I am, naturally, a very detail oriented person and have never enjoyed the card game, ‘Spit’ as its speed and haphazard nature stressed me out. My husband used to (and still sometimes does) laugh at how I put leftovers in the Tupperware. One spoon, by one spoon. He took a pot from me one day: lifted it up out of my hands and poured the whole lot of sauce into the Tupperware in one fell swoop. At first, I must admit, I was quite triggered. He interrupted my way! My system! My sense of peace! But now…man, if something can be streamlined…I’m gonna do it. In a somewhat shocking, but not so shocking result, I realized that in the last year (my first whole year as a mother), I doubled my income from my voiceover business.

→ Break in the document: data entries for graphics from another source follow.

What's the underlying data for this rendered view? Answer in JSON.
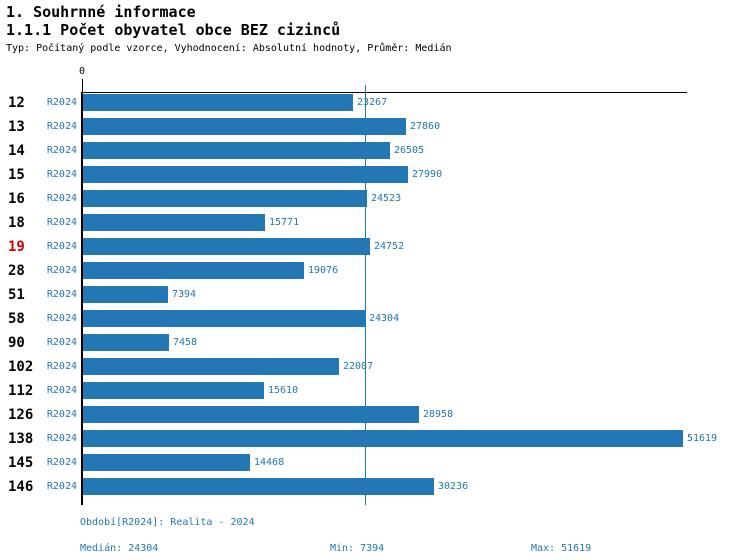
{
  "header": {
    "title": "1. Souhrnné informace",
    "subtitle": "1.1.1 Počet obyvatel obce BEZ cizinců",
    "description": "Typ: Počítaný podle vzorce, Vyhodnocení: Absolutní hodnoty, Průměr: Medián"
  },
  "chart_data": {
    "type": "bar",
    "orientation": "horizontal",
    "title": "1.1.1 Počet obyvatel obce BEZ cizinců",
    "categories": [
      "12",
      "13",
      "14",
      "15",
      "16",
      "18",
      "19",
      "28",
      "51",
      "58",
      "90",
      "102",
      "112",
      "126",
      "138",
      "145",
      "146"
    ],
    "series_label": "R2024",
    "values": [
      23267,
      27860,
      26505,
      27990,
      24523,
      15771,
      24752,
      19076,
      7394,
      24304,
      7458,
      22087,
      15610,
      28958,
      51619,
      14468,
      30236
    ],
    "highlighted_category": "19",
    "x_tick_labels": [
      "0"
    ],
    "xlim": [
      0,
      52000
    ],
    "median_line_value": 24304,
    "stats": {
      "median": 24304,
      "min": 7394,
      "max": 51619
    },
    "bar_color": "#2277b4",
    "label_color": "#2277b4",
    "highlight_color": "#d40000",
    "grid": false,
    "legend": false
  },
  "footer": {
    "period": "Období[R2024]: Realita - 2024",
    "median": "Medián: 24304",
    "min": "Min: 7394",
    "max": "Max: 51619"
  }
}
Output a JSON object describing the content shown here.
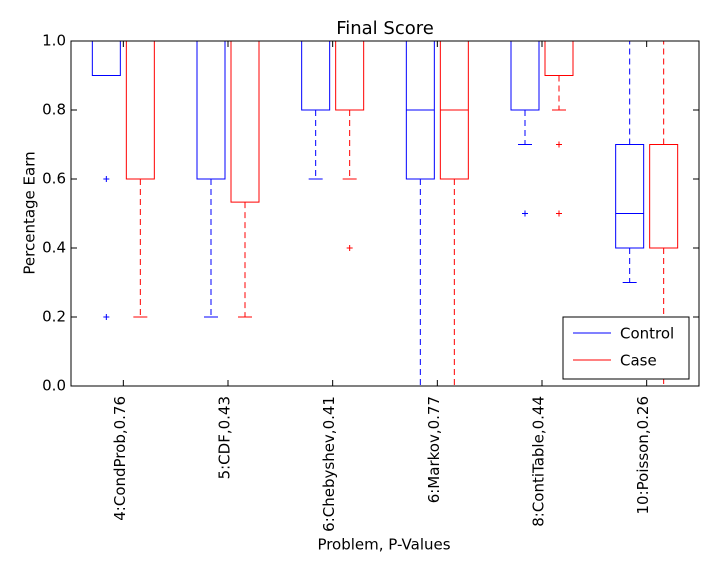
{
  "chart_data": {
    "type": "boxplot",
    "title": "Final Score",
    "xlabel": "Problem, P-Values",
    "ylabel": "Percentage Earn",
    "categories": [
      "4:CondProb,0.76",
      "5:CDF,0.43",
      "6:Chebyshev,0.41",
      "6:Markov,0.77",
      "8:ContiTable,0.44",
      "10:Poisson,0.26"
    ],
    "ylim": [
      0,
      1
    ],
    "yticks": [
      {
        "value": 0,
        "label": "0.0"
      },
      0.2,
      0.4,
      0.6,
      0.8,
      {
        "value": 1,
        "label": "1.0"
      }
    ],
    "legend": "lower right",
    "series": [
      {
        "name": "Control",
        "color": "#0000ff",
        "whislo": [
          0.9,
          0.2,
          0.6,
          0.0,
          0.7,
          0.3
        ],
        "q1": [
          0.9,
          0.6,
          0.8,
          0.6,
          0.8,
          0.4
        ],
        "median": [
          1.0,
          1.0,
          1.0,
          0.8,
          1.0,
          0.5
        ],
        "q3": [
          1.0,
          1.0,
          1.0,
          1.0,
          1.0,
          0.7
        ],
        "whishi": [
          1.0,
          1.0,
          1.0,
          1.0,
          1.0,
          1.0
        ],
        "fliers": [
          [
            0.6,
            0.2
          ],
          [],
          [],
          [],
          [
            0.5
          ],
          []
        ]
      },
      {
        "name": "Case",
        "color": "#ff0000",
        "whislo": [
          0.2,
          0.2,
          0.6,
          0.0,
          0.8,
          0.0
        ],
        "q1": [
          0.6,
          0.533,
          0.8,
          0.6,
          0.9,
          0.4
        ],
        "median": [
          1.0,
          1.0,
          1.0,
          0.8,
          1.0,
          0.4
        ],
        "q3": [
          1.0,
          1.0,
          1.0,
          1.0,
          1.0,
          0.7
        ],
        "whishi": [
          1.0,
          1.0,
          1.0,
          1.0,
          1.0,
          1.0
        ],
        "fliers": [
          [],
          [],
          [
            0.4
          ],
          [],
          [
            0.7,
            0.5
          ],
          []
        ]
      }
    ]
  }
}
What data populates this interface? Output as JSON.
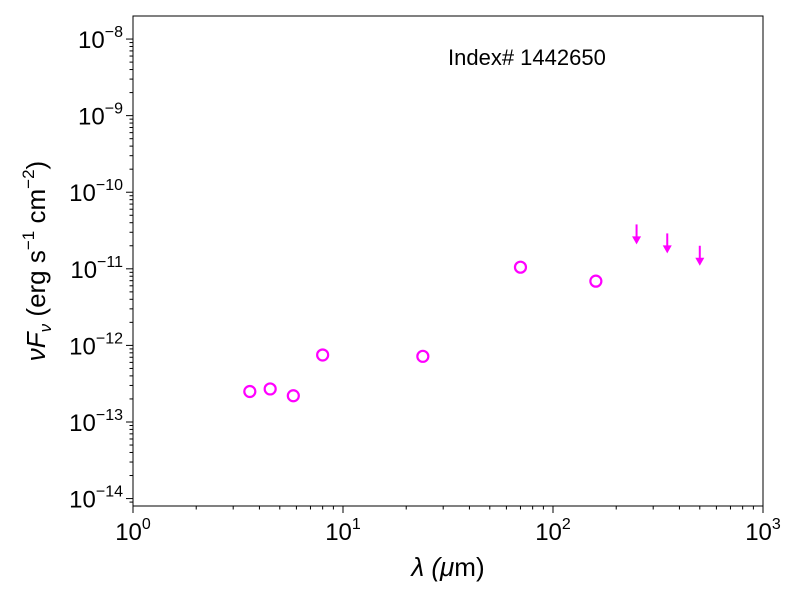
{
  "chart_data": {
    "type": "scatter",
    "title": "",
    "xlabel": {
      "prefix": "λ (",
      "mu": "μ",
      "suffix": "m)"
    },
    "ylabel": {
      "nu": "ν",
      "F": "F",
      "sub": "ν",
      "open": " (erg s",
      "exp1": "−1",
      "cm": " cm",
      "exp2": "−2",
      "close": ")"
    },
    "xscale": "log",
    "yscale": "log",
    "xlim": [
      1,
      1000
    ],
    "ylim": [
      8e-15,
      2e-08
    ],
    "x_ticks": [
      {
        "value": 1,
        "base": "10",
        "exp": "0"
      },
      {
        "value": 10,
        "base": "10",
        "exp": "1"
      },
      {
        "value": 100,
        "base": "10",
        "exp": "2"
      },
      {
        "value": 1000,
        "base": "10",
        "exp": "3"
      }
    ],
    "y_ticks": [
      {
        "value": 1e-14,
        "base": "10",
        "exp": "−14"
      },
      {
        "value": 1e-13,
        "base": "10",
        "exp": "−13"
      },
      {
        "value": 1e-12,
        "base": "10",
        "exp": "−12"
      },
      {
        "value": 1e-11,
        "base": "10",
        "exp": "−11"
      },
      {
        "value": 1e-10,
        "base": "10",
        "exp": "−10"
      },
      {
        "value": 1e-09,
        "base": "10",
        "exp": "−9"
      },
      {
        "value": 1e-08,
        "base": "10",
        "exp": "−8"
      }
    ],
    "annotation": "Index# 1442650",
    "marker_color": "#ff00ff",
    "grid": false,
    "detections": [
      {
        "x": 3.6,
        "y": 2.5e-13
      },
      {
        "x": 4.5,
        "y": 2.7e-13
      },
      {
        "x": 5.8,
        "y": 2.2e-13
      },
      {
        "x": 8.0,
        "y": 7.5e-13
      },
      {
        "x": 24,
        "y": 7.2e-13
      },
      {
        "x": 70,
        "y": 1.05e-11
      },
      {
        "x": 160,
        "y": 6.9e-12
      }
    ],
    "upper_limits": [
      {
        "x": 250,
        "y": 3.8e-11
      },
      {
        "x": 350,
        "y": 2.9e-11
      },
      {
        "x": 500,
        "y": 2e-11
      }
    ]
  }
}
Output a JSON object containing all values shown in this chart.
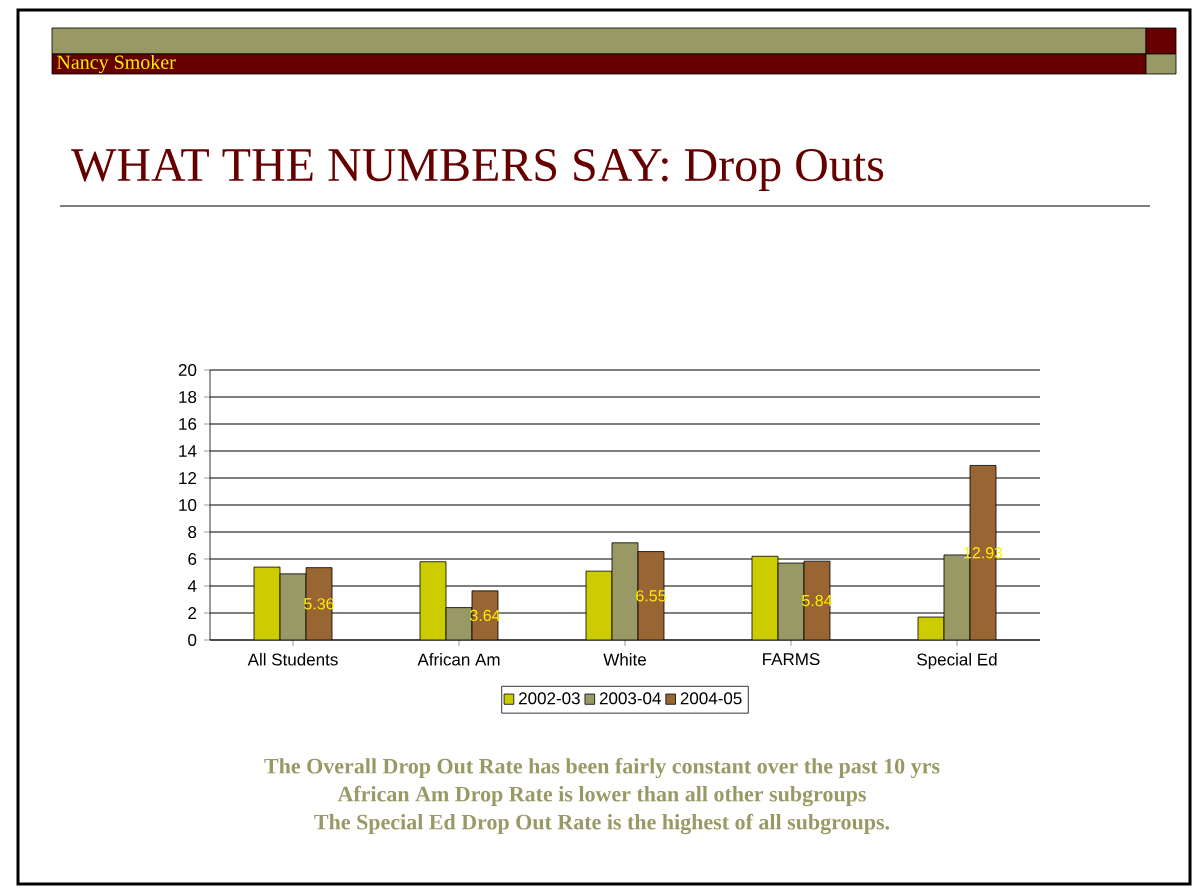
{
  "chart_data": {
    "type": "bar",
    "title": "WHAT THE NUMBERS SAY: Drop Outs",
    "categories": [
      "All Students",
      "African Am",
      "White",
      "FARMS",
      "Special Ed"
    ],
    "series": [
      {
        "name": "2002-03",
        "color": "#cccc00",
        "values": [
          5.4,
          5.8,
          5.1,
          6.2,
          1.7
        ]
      },
      {
        "name": "2003-04",
        "color": "#999966",
        "values": [
          4.9,
          2.4,
          7.2,
          5.7,
          6.3
        ]
      },
      {
        "name": "2004-05",
        "color": "#996633",
        "values": [
          5.36,
          3.64,
          6.55,
          5.84,
          12.93
        ],
        "value_labels": [
          "5.36",
          "3.64",
          "6.55",
          "5.84",
          "12.93"
        ]
      }
    ],
    "ylim": [
      0,
      20
    ],
    "yticks": [
      0,
      2,
      4,
      6,
      8,
      10,
      12,
      14,
      16,
      18,
      20
    ],
    "grid": "y",
    "legend": "bottom",
    "annotations": [
      "Nancy Smoker",
      "The Overall Drop Out Rate has been fairly constant over the past 10 yrs",
      "African Am Drop Rate is lower than all other subgroups",
      "The Special Ed Drop Out Rate is the highest of all subgroups."
    ]
  }
}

Mind you, I wasn’t makin’ the millions to begin with, so it’s not a HUGE feat, but it does feel like a huge accomplishment to me.
It is very easy to feel bogged down with clutter of the literal and metaphysical sense. There is always so much more I can do and so many people who do things better than me, but with a lack of time to worry about all that nonsense, does any of it really matter? I am proud of myself for the work I have done, yes, but I am even more proud of myself for being the mother that my toddler comes running to with a kiss and a cuddle as well.
I am even proud of my very existence. Just to sit here and breathe is a miracle. Since having Kieran, that has been on my mind every day. Maybe it is because I have no plan for more children and I’m trying to take in every breath I can or maybe it is because of the nature of Kieran’s entrance into this world…an unintentional natural birth that truly connected me with the tectonic plates, space plasma and the core of subsistence. One of the nurses announced to my husband that her Apple Watch warned she was in the presence of ‘dangerous noise levels’ as I shouted, “WHY DO PEOPLE EVEN EXIST?!” I felt profound. I felt like I invented life. No one else could have possibly achieved what I just did. The worst yet most fulfilling pain of all time!! Alas, hundreds of thousands of women do this every single day. And with that, I can never feel alone.